Et l’auberge chez Isnel ? Maigres liesses pour les fins de gueule ! Mais quel large appétit engoulant pêle-mêle du jarret de cochon, de la tête de cochon, du pied de cochon, du fromage de cochon et l’omelette finale !

Ainsi sustentés, nous pouvons élargir d’un œillet la ceinture, bourrer la pipe — et quitter Saint-Véran en promenade.

On glisse dans l’herbe jusqu’aux genoux ; on suit le Guil dans sa gorge.

Ristolas.

Seigneur ! où suis-je ? mes yeux me trompent, devenus le jouet de quelque mirage !

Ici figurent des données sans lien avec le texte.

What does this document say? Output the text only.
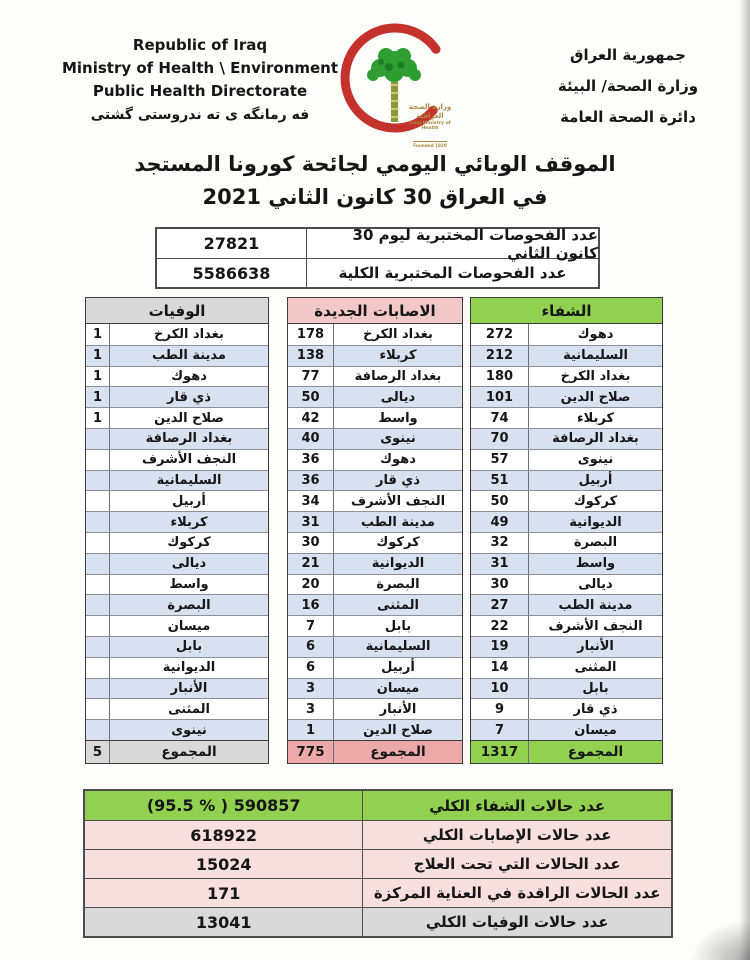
Republic of Iraq
Ministry of Health \ Environment
Public Health Directorate
فه رمانگه ی ته ندروستی گشتی	وزارة الصحة العراقية
Iraqi Ministry of Health
Founded 1920
جمهورية العراق
وزارة الصحة/ البيئة
دائرة الصحة العامة
الموقف الوبائي اليومي لجائحة كورونا المستجد
في العراق 30 كانون الثاني 2021
27821	عدد الفحوصات المختبرية ليوم 30 كانون الثاني
5586638	عدد الفحوصات المختبرية الكلية
الوفيات
1	بغداد الكرخ
1	مدينة الطب
1	دهوك
1	ذي قار
1	صلاح الدين
بغداد الرصافة
النجف الأشرف
السليمانية
أربيل
كربلاء
كركوك
ديالى
واسط
البصرة
ميسان
بابل
الديوانية
الأنبار
المثنى
نينوى
5	المجموع
الاصابات الجديدة
178	بغداد الكرخ
138	كربلاء
77	بغداد الرصافة
50	ديالى
42	واسط
40	نينوى
36	دهوك
36	ذي قار
34	النجف الأشرف
31	مدينة الطب
30	كركوك
21	الديوانية
20	البصرة
16	المثنى
7	بابل
6	السليمانية
6	أربيل
3	ميسان
3	الأنبار
1	صلاح الدين
775	المجموع
الشفاء
272	دهوك
212	السليمانية
180	بغداد الكرخ
101	صلاح الدين
74	كربلاء
70	بغداد الرصافة
57	نينوى
51	أربيل
50	كركوك
49	الديوانية
32	البصرة
31	واسط
30	ديالى
27	مدينة الطب
22	النجف الأشرف
19	الأنبار
14	المثنى
10	بابل
9	ذي قار
7	ميسان
1317	المجموع
(95.5 % ) 590857	عدد حالات الشفاء الكلي
618922	عدد حالات الإصابات الكلي
15024	عدد الحالات التي تحت العلاج
171	عدد الحالات الراقدة في العناية المركزة
13041	عدد حالات الوفيات الكلي
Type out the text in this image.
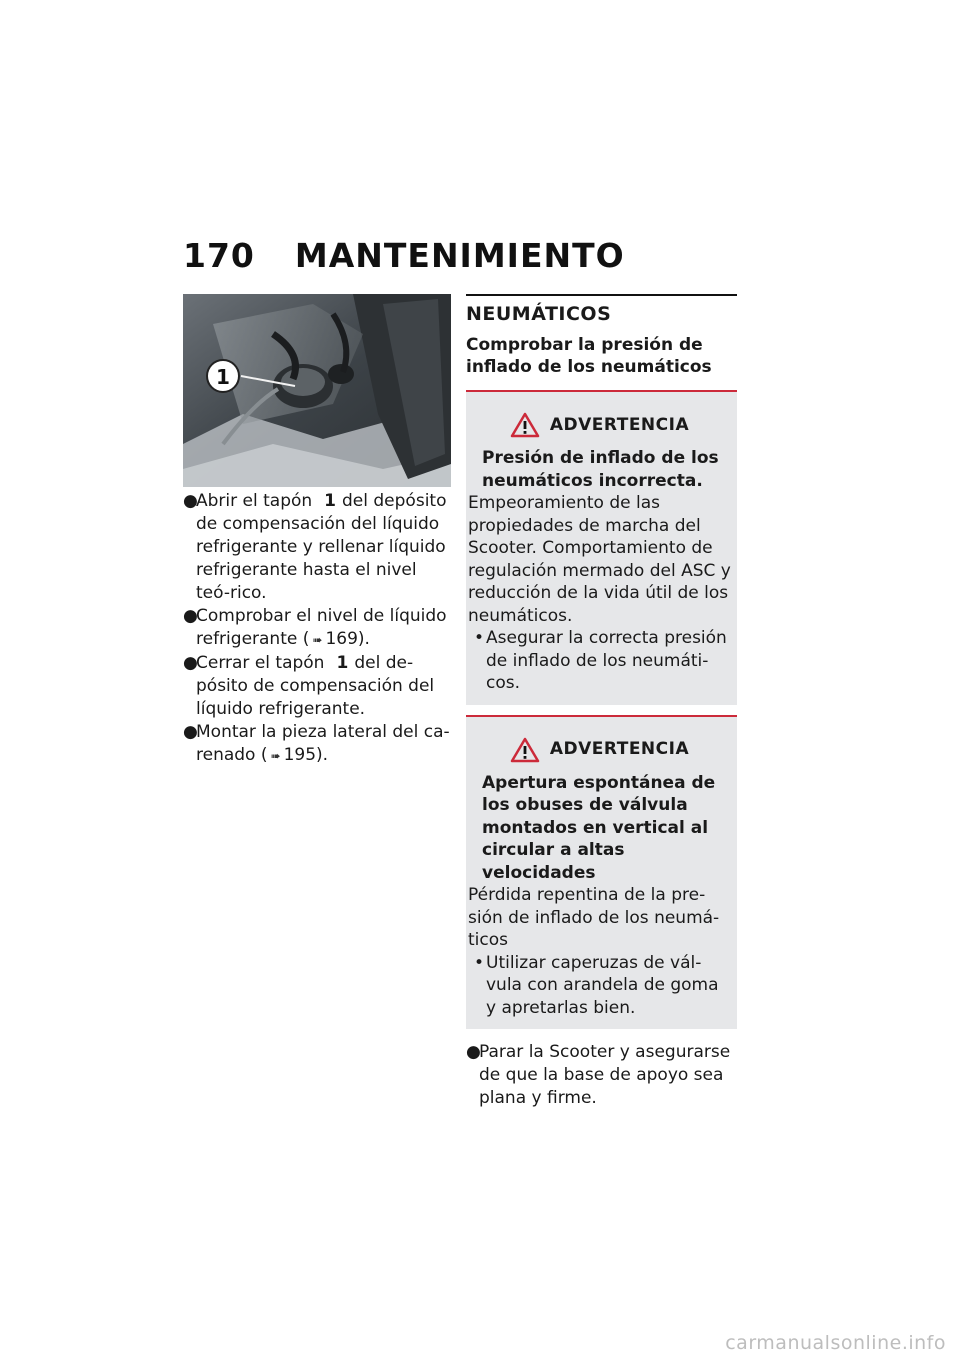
170 MANTENIMIENTO
1

●
Abrir el tapón 1 del depósito de compensación del líquido refrigerante y rellenar líquido refrigerante hasta el nivel teó-rico.

●
Comprobar el nivel de líquido refrigerante ( ➠ 169).

●
Cerrar el tapón 1 del de-pósito de compensación del líquido refrigerante.

●
Montar la pieza lateral del ca-renado ( ➠ 195).

NEUMÁTICOS

Comprobar la presión de inflado de los neumáticos

ADVERTENCIA

Presión de inflado de los neumáticos incorrecta.

Empeoramiento de las propiedades de marcha del Scooter. Comportamiento de regulación mermado del ASC y reducción de la vida útil de los neumáticos.

• Asegurar la correcta presión de inflado de los neumáti-cos.

ADVERTENCIA

Apertura espontánea de los obuses de válvula montados en vertical al circular a altas velocidades

Pérdida repentina de la pre-sión de inflado de los neumá-ticos

• Utilizar caperuzas de vál-vula con arandela de goma y apretarlas bien.

●
Parar la Scooter y asegurarse de que la base de apoyo sea plana y firme.

carmanualsonline.info
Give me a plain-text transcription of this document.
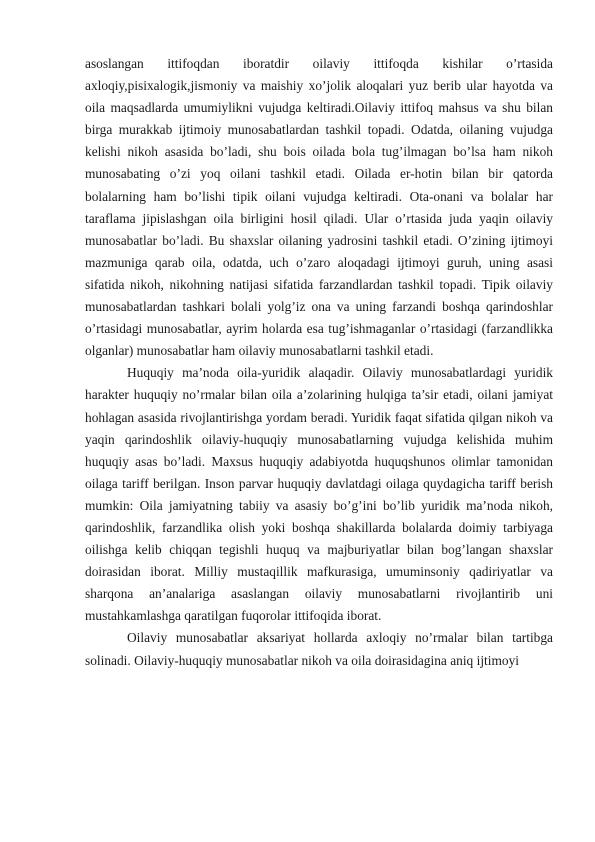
asoslangan ittifoqdan iboratdir oilaviy ittifoqda kishilar o’rtasida axloqiy,pisixalogik,jismoniy va maishiy xo’jolik aloqalari yuz berib ular hayotda va oila maqsadlarda umumiylikni vujudga keltiradi.Oilaviy ittifoq mahsus va shu bilan birga murakkab ijtimoiy munosabatlardan tashkil topadi. Odatda, oilaning vujudga kelishi nikoh asasida bo’ladi, shu bois oilada bola tug’ilmagan bo’lsa ham nikoh munosabating o’zi yoq oilani tashkil etadi. Oilada er-hotin bilan bir qatorda bolalarning ham bo’lishi tipik oilani vujudga keltiradi. Ota-onani va bolalar har taraflama jipislashgan oila birligini hosil qiladi. Ular o’rtasida juda yaqin oilaviy munosabatlar bo’ladi. Bu shaxslar oilaning yadrosini tashkil etadi. O’zining ijtimoyi mazmuniga qarab oila, odatda, uch o’zaro aloqadagi ijtimoyi guruh, uning asasi sifatida nikoh, nikohning natijasi sifatida farzandlardan tashkil topadi. Tipik oilaviy munosabatlardan tashkari bolali yolg’iz ona va uning farzandi boshqa qarindoshlar o’rtasidagi munosabatlar, ayrim holarda esa tug’ishmaganlar o’rtasidagi (farzandlikka olganlar) munosabatlar ham oilaviy munosabatlarni tashkil etadi.

Huquqiy ma’noda oila-yuridik alaqadir. Oilaviy munosabatlardagi yuridik harakter huquqiy no’rmalar bilan oila a’zolarining hulqiga ta’sir etadi, oilani jamiyat hohlagan asasida rivojlantirishga yordam beradi. Yuridik faqat sifatida qilgan nikoh va yaqin qarindoshlik oilaviy-huquqiy munosabatlarning vujudga kelishida muhim huquqiy asas bo’ladi. Maxsus huquqiy adabiyotda huquqshunos olimlar tamonidan oilaga tariff berilgan. Inson parvar huquqiy davlatdagi oilaga quydagicha tariff berish mumkin: Oila jamiyatning tabiiy va asasiy bo’g’ini bo’lib yuridik ma’noda nikoh, qarindoshlik, farzandlika olish yoki boshqa shakillarda bolalarda doimiy tarbiyaga oilishga kelib chiqqan tegishli huquq va majburiyatlar bilan bog’langan shaxslar doirasidan iborat. Milliy mustaqillik mafkurasiga, umuminsoniy qadiriyatlar va sharqona an’analariga asaslangan oilaviy munosabatlarni rivojlantirib uni mustahkamlashga qaratilgan fuqorolar ittifoqida iborat.

Oilaviy munosabatlar aksariyat hollarda axloqiy no’rmalar bilan tartibga solinadi. Oilaviy-huquqiy munosabatlar nikoh va oila doirasidagina aniq ijtimoyi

Je viens de voir une ville, une vraie ville, ici, à 1,550 mètres ! Un château, un parc, deux châteaux, trois châteaux, des chalets à tourelles, à mansardes, à girouettes, à vérandas, des grilles de fer forgé, Seigneur, et des fontaines ornées de guillochis !… Et aux portes de ces résidences alibabesques, je vois des rocking chairs qui balancent de gros gentlemen en veston blanc et de respectables dames au corsage cerclé de chaînes d’or… Je fais quelques pas : une élégante charrette anglaise, traînée par une paire de poneys, manque de m’écraser. Encore étourdi, je me jette de côté, quand j’entends le Danube bleu, qu’une demoiselle, en robe de mousseline rose, joue sur un piano qui pourrait bien être à queue. Et cela finit par m’affoler…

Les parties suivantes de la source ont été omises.